Wednesday, October 26, 2011

Chasing Cancer

Two years after cancer treatment " ended" and here I sit on my forty- eighth birthday,  waiting to have a bone scan. Just when one might think that cancer had long been put behind me, it seems to peek out at me from behind the bushes, teasing me with fearful symptoms and endless testing. On one hand, doctors say there is no evidence of disease, N.E.D., yet on the other hand they say that when a new symptom presents itself (like this nagging back pain) I should bring it to the attention of my doctors and pursue diagnostics. Nothing is dismissed. The average person might be able to let symptoms go by without really giving them  a second thought. I, on the other hand, immediately fear that cancer has returned.

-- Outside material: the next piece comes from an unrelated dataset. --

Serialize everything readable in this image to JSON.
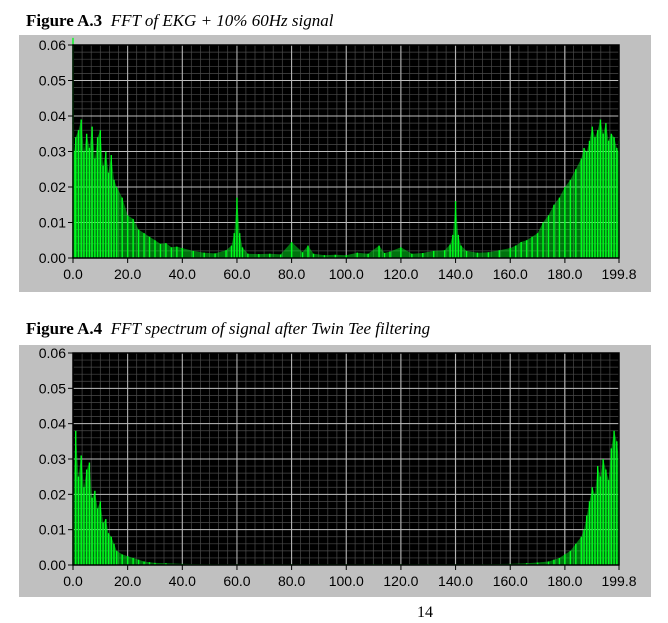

And apparently, my doctor has concerns too. Why else perform all these tests? I have had friends recently diagnosed with metastasis of their breast cancer. Liver and bones, lungs, ovaries...being the usual suspects.  Women who were diagnosed about the same time as I was, whose lives are forever are being lived on borrowed time.  Nobody can tell them they will survive. They thought  they HAD survived! Just like I am thinking now!  But AM I?  Nobody knows for sure.  These women went through chemo oust as I did. But invasive cancer has a way of making a reappearance just when you thought it was gone.   And so this is how I am spending my birthday. A two hour trip through rush hour morning traffic, a 3 hour wait while the nuclear radio tracer makes it's way through my bloodstream, and (hopefully )  a cancer free "benign" result next week .  Maybe this back pain will resolve itself.  Maybe I am just getting old.   Why put myself through  all of this? Maybe I am a little more cautious than your average survivor because my initial diagnosis was made too late to save my breast, and maybe I am not as trusting of the diagnostic process.  Things get missed, as I know all too well!